Google describes Flash-8B as a smaller and faster variant of the Gemini 1.5 Flash model, nearly matching its performance across multiple benchmarks. It excels in tasks like chat, transcription, and long-context language translation.
Gemini 1.5 Flash-8B comes with an increase in rate limits, allowing developers to send up to 4,000 requests per minute. This enhancement effectively doubles the previous limits, enabling higher-volume tasks and applications to run more smoothly. Moreover, users can expect lower latency on smaller prompts, which further enhances the model’s responsiveness and usability, says company in its developer blog.

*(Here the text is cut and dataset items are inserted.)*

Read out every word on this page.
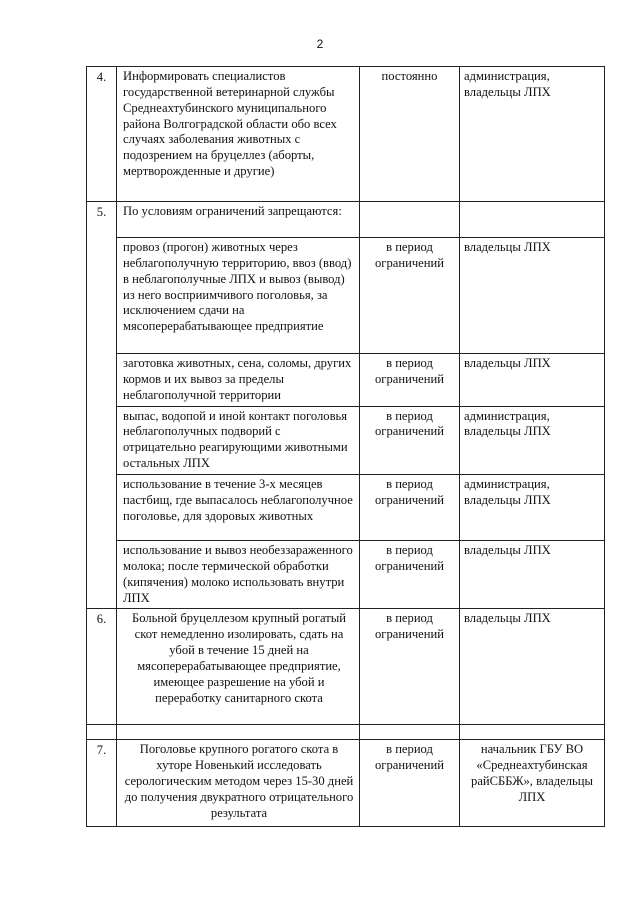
2
4.	Информировать специалистов государственной ветеринарной службы Среднеахтубинского муниципального района Волгоградской области обо всех случаях заболевания животных с подозрением на бруцеллез (аборты, мертворожденные и другие)	постоянно	администрация, владельцы ЛПХ
5.	По условиям ограничений запрещаются:		
	провоз (прогон) животных через неблагополучную территорию, ввоз (ввод) в неблагополучные ЛПХ и вывоз (вывод) из него восприимчивого поголовья, за исключением сдачи на мясоперерабатывающее предприятие	в период ограничений	владельцы ЛПХ
	заготовка животных, сена, соломы, других кормов и их вывоз за пределы неблагополучной территории	в период ограничений	владельцы ЛПХ
	выпас, водопой и иной контакт поголовья неблагополучных подворий с отрицательно реагирующими животными остальных ЛПХ	в период ограничений	администрация, владельцы ЛПХ
	использование в течение 3-х месяцев пастбищ, где выпасалось неблагополучное поголовье, для здоровых животных	в период ограничений	администрация, владельцы ЛПХ
	использование и вывоз необеззараженного молока; после термической обработки (кипячения) молоко использовать внутри ЛПХ	в период ограничений	владельцы ЛПХ
6.	Больной бруцеллезом крупный рогатый скот немедленно изолировать, сдать на убой в течение 15 дней на мясоперерабатывающее предприятие, имеющее разрешение на убой и переработку санитарного скота	в период ограничений	владельцы ЛПХ

7.	Поголовье крупного рогатого скота в хуторе Новенький исследовать серологическим методом через 15-30 дней до получения двукратного отрицательного результата	в период ограничений	начальник ГБУ ВО «Среднеахтубинская райСББЖ», владельцы ЛПХ
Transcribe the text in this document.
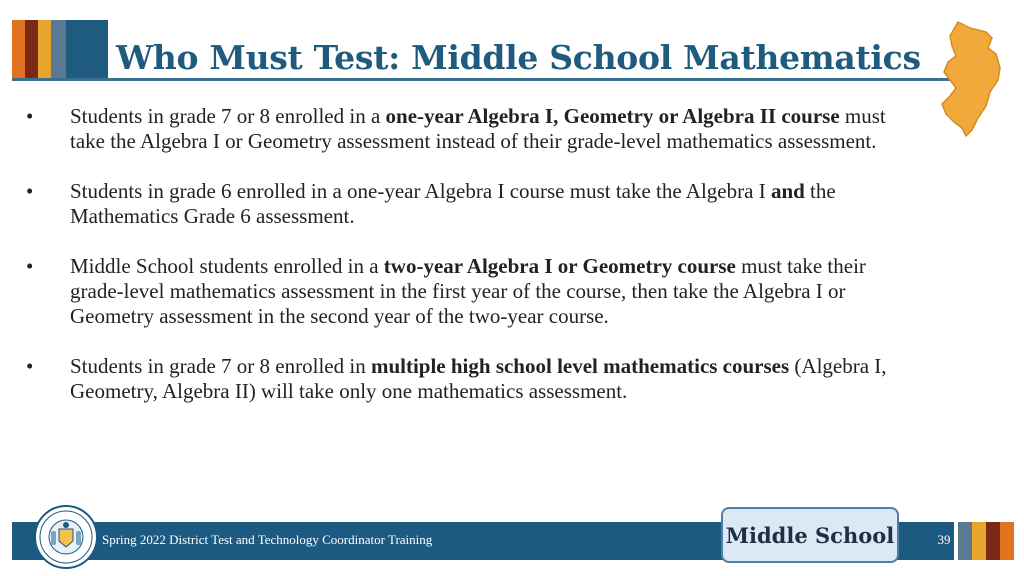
Who Must Test: Middle School Mathematics
• Students in grade 7 or 8 enrolled in a one-year Algebra I, Geometry or Algebra II course must take the Algebra I or Geometry assessment instead of their grade-level mathematics assessment.
• Students in grade 6 enrolled in a one-year Algebra I course must take the Algebra I and the Mathematics Grade 6 assessment.
• Middle School students enrolled in a two-year Algebra I or Geometry course must take their grade-level mathematics assessment in the first year of the course, then take the Algebra I or Geometry assessment in the second year of the two-year course.
• Students in grade 7 or 8 enrolled in multiple high school level mathematics courses (Algebra I, Geometry, Algebra II) will take only one mathematics assessment.
Spring 2022 District Test and Technology Coordinator Training	Middle School	39
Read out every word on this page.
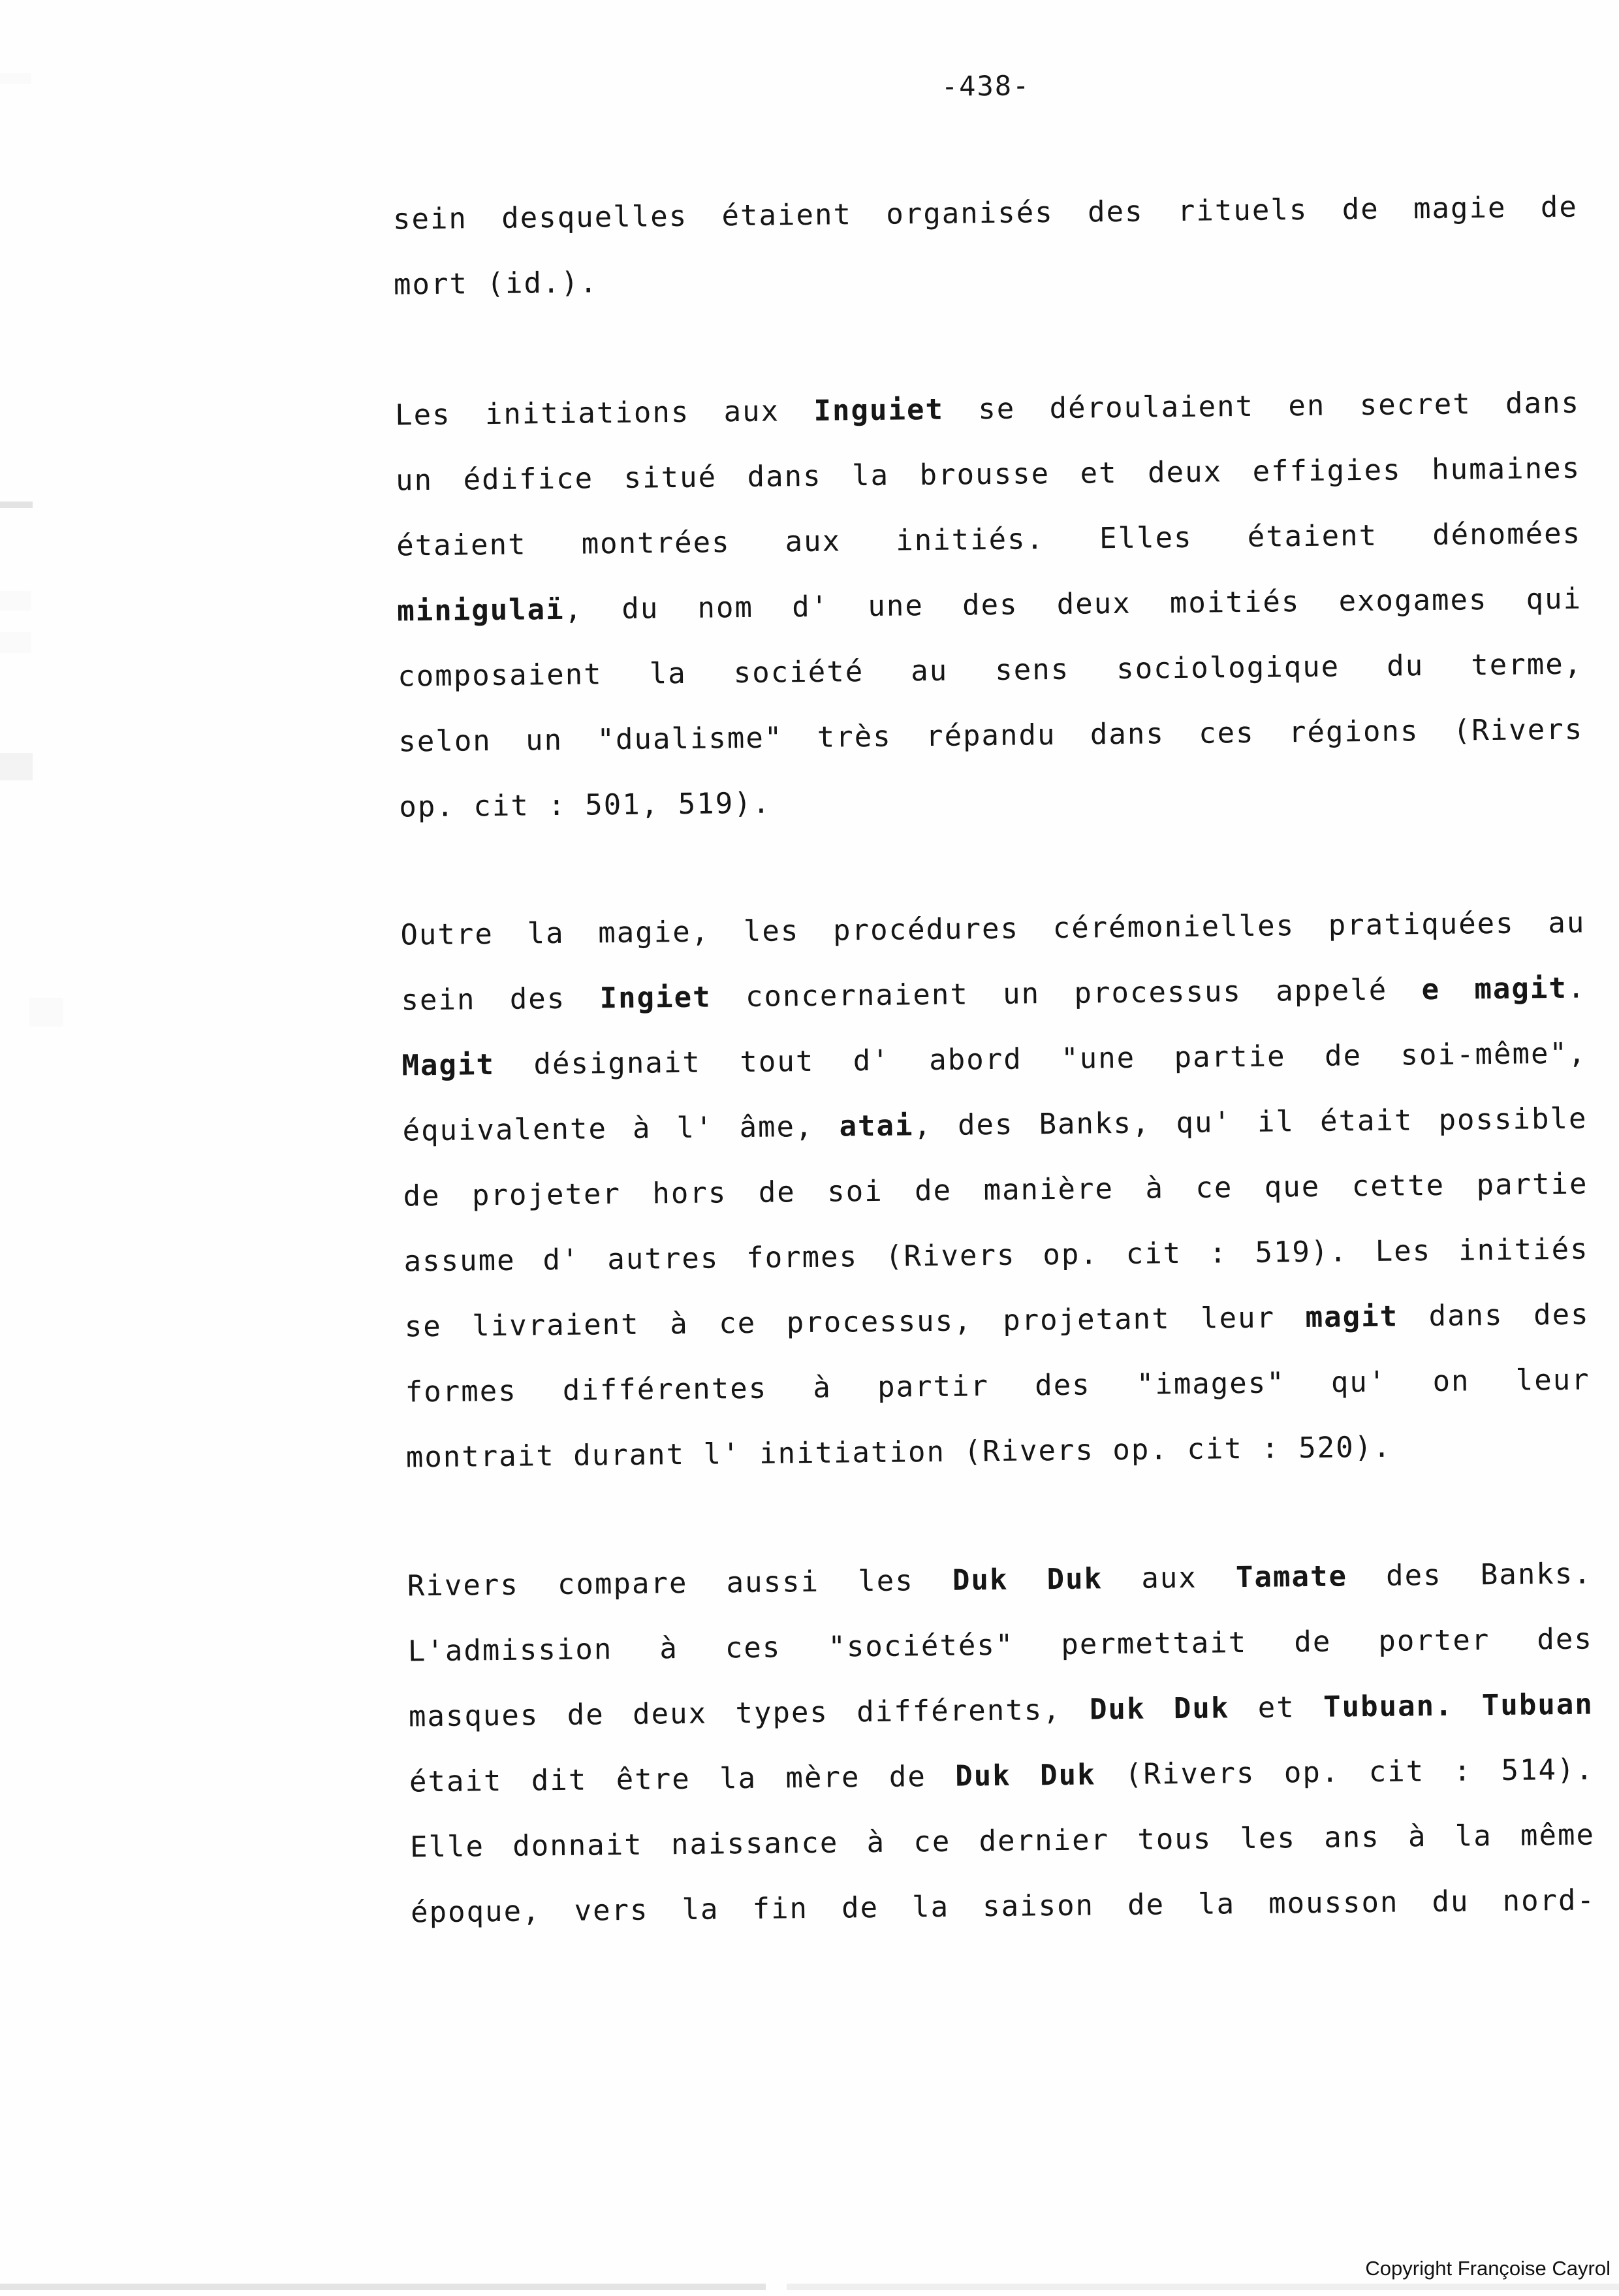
-438-
sein desquelles étaient organisés des rituels de magie de
mort (id.).
Les initiations aux Inguiet se déroulaient en secret dans
un édifice situé dans la brousse et deux effigies humaines
étaient montrées aux initiés. Elles étaient dénomées
minigulaï, du nom d' une des deux moitiés exogames qui
composaient la société au sens sociologique du terme,
selon un "dualisme" très répandu dans ces régions (Rivers
op. cit : 501, 519).
Outre la magie, les procédures cérémonielles pratiquées au
sein des Ingiet concernaient un processus appelé e magit.
Magit désignait tout d' abord "une partie de soi-même",
équivalente à l' âme, atai, des Banks, qu' il était possible
de projeter hors de soi de manière à ce que cette partie
assume d' autres formes (Rivers op. cit : 519). Les initiés
se livraient à ce processus, projetant leur magit dans des
formes différentes à partir des "images" qu' on leur
montrait durant l' initiation (Rivers op. cit : 520).
Rivers compare aussi les Duk Duk aux Tamate des Banks.
L'admission à ces "sociétés" permettait de porter des
masques de deux types différents, Duk Duk et Tubuan. Tubuan
était dit être la mère de Duk Duk (Rivers op. cit : 514).
Elle donnait naissance à ce dernier tous les ans à la même
époque, vers la fin de la saison de la mousson du nord-
Copyright Françoise Cayrol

The development of Flash-8B has been guided by extensive feedback from developers. It is capable of doing tasks such as chat interactions, transcription, and long-context language translation, making it a versatile tool for a wide range of applications.
The company claims that model has been optimised based on developer feedback, showcasing Google’s commitment to creating tools that meet the needs of users and enhance their building capabilities.
With this stable release, Google DeepMind is also emphasising the cost efficiency of its offerings. The new pricing structure is set at $0.0375 per million input tokens and $0.15 per million output tokens for prompts under 128K. For cached prompts, the cost is $0.01 per million tokens.
Access to Gemini 1.5 Flash-8B is available for free via Google AI Studio and the Gemini API. For those on the paid tier, billing for this new model will commence on October 14.
Google sees potential for Flash-8B in high-volume multimodal applications and long-context summarisation tasks, indicating its versatility in various AI applications.